Anita Smith Associate professor, Maternal Child Nursing, University of South Alabama, Alabama, United States

Aim To administer the Smith Intuition Instrument to a sample of registered nurses to clarify its factors and test convergent validity.

Methods The Smith Intuition Instrument (27 items), a subscale of the Miller Intuitiveness Instrument (18 items), and demographic questions, were posted to 1,000 registered nurses in January 2006.

Results With a response rate of 79% (n=79), the findings are preliminary. Principal component factor analysis with orthogonal varimax rotation resulted in four factors accounting for 70.8% of variance: spiritual connections (373%), reassuring feelings (14.6%), physical sensations (12.5%) and bad feelings (6.2%).
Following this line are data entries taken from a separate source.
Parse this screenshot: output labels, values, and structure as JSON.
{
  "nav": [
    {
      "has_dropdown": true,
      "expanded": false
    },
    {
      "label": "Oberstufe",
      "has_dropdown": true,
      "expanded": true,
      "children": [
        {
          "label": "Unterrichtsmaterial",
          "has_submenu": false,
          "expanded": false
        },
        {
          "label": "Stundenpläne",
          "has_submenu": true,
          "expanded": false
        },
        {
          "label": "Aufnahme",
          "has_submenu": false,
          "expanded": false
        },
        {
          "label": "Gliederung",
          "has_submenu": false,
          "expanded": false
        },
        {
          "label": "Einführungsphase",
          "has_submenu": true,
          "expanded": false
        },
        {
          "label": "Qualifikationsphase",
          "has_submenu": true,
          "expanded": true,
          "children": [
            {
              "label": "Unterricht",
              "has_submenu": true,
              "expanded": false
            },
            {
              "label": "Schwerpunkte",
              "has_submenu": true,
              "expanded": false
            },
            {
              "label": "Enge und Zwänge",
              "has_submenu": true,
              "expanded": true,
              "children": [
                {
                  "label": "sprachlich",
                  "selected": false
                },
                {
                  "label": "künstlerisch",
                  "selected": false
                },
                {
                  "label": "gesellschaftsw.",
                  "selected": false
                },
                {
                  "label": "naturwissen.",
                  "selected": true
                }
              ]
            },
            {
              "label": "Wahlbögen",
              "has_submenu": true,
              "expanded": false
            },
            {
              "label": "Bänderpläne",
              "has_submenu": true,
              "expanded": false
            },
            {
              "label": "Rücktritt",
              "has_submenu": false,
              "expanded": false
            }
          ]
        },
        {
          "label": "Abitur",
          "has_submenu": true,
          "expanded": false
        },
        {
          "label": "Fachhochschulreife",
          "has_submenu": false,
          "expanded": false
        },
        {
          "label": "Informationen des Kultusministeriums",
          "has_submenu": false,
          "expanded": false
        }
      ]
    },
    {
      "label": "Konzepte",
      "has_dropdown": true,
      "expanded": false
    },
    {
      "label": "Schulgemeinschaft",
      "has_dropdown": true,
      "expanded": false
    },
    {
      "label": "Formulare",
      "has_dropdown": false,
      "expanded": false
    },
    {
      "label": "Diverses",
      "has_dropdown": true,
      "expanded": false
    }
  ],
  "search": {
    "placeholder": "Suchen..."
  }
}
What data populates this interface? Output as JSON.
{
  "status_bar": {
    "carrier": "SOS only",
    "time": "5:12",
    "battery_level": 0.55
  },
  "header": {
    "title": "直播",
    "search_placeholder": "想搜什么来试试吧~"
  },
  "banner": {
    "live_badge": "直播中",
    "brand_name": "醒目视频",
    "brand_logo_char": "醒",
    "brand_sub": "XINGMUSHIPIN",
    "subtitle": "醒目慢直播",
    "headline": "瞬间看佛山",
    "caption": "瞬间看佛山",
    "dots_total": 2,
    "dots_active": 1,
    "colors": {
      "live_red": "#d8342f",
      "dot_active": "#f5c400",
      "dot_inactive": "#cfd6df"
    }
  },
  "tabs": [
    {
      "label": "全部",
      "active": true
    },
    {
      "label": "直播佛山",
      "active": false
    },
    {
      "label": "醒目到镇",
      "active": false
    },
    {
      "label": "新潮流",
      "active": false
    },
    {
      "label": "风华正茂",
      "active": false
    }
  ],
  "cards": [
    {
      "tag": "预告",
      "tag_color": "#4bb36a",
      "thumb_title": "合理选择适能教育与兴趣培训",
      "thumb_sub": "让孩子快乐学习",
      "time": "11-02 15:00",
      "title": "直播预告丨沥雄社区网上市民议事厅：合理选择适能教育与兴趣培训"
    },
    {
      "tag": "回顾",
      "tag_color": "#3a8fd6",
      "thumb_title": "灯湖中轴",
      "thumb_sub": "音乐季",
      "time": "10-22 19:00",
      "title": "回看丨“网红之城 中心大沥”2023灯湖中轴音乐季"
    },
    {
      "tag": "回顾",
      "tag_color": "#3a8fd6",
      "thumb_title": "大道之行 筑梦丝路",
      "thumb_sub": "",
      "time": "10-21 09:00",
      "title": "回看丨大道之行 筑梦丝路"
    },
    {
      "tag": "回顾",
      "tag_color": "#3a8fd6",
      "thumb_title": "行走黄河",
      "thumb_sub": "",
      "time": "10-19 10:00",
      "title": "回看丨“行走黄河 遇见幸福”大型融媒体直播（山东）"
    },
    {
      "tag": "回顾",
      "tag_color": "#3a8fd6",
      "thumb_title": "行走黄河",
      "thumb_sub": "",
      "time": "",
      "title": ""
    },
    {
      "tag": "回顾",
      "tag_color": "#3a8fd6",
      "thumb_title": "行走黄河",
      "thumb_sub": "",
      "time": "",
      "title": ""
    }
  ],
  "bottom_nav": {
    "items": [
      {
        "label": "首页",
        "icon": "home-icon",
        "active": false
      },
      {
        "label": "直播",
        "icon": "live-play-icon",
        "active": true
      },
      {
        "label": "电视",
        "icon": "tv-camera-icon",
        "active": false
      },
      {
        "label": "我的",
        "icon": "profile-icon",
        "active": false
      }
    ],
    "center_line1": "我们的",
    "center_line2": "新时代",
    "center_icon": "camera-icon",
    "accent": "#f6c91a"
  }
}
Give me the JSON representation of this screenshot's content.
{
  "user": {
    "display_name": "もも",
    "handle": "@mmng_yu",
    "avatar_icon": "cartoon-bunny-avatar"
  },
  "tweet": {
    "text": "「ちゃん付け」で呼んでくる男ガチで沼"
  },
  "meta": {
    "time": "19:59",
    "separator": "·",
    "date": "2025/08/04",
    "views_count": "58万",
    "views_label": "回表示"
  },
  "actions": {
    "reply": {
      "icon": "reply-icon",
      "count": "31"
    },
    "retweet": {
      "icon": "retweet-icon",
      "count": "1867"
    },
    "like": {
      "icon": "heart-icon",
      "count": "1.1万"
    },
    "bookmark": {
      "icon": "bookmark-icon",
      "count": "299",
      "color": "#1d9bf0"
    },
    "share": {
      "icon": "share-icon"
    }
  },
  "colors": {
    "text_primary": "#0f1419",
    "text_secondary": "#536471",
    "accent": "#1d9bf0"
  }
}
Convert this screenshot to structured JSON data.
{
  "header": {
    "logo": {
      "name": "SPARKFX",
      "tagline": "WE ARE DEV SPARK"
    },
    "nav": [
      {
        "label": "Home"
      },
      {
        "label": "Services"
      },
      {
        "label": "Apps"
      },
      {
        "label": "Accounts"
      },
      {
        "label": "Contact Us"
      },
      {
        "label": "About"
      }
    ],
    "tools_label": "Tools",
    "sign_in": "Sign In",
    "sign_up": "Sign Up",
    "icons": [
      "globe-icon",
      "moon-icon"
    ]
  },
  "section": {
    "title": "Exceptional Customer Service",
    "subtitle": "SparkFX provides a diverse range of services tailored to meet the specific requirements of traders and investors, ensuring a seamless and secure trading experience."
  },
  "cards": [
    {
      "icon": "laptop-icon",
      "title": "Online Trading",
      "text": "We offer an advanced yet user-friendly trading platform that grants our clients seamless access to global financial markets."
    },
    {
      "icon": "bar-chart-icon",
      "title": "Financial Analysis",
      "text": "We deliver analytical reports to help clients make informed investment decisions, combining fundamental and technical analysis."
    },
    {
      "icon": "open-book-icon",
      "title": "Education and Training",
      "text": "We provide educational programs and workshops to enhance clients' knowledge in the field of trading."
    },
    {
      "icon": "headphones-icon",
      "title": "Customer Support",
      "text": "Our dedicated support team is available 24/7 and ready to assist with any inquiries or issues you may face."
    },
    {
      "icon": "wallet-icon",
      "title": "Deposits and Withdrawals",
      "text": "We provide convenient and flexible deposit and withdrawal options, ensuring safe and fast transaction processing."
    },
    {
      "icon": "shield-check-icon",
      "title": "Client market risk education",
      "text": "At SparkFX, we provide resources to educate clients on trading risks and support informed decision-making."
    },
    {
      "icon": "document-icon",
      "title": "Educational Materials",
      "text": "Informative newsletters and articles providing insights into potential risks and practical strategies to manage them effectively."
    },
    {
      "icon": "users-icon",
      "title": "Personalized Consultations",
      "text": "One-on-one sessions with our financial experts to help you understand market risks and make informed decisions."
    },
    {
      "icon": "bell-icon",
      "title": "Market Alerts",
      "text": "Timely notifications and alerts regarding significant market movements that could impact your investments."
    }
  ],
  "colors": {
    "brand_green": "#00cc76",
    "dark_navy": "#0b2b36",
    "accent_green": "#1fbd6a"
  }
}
Eigenvalues ranged from 1.1 to 6.7 and factor loadings ranged from 0.705 to 0.887 An 18-item instrument emerged with a Cronbach’s alpha of 0.896 and a range of 0.806 to 0.892 for each factor. Pearson’s correlation between the two intuition measures was 0.520.

Conclusion Psychometric evaluation demonstrated construct validity, convergent validity and reliability, and clarified the factors. The Smith Intuition Instrument is a valid and reliable tool for measuring nurses’ use of intuition in clinical practice.

Nursing Standard. 21, 47, 35-41. doi: 10.7748/ns2007.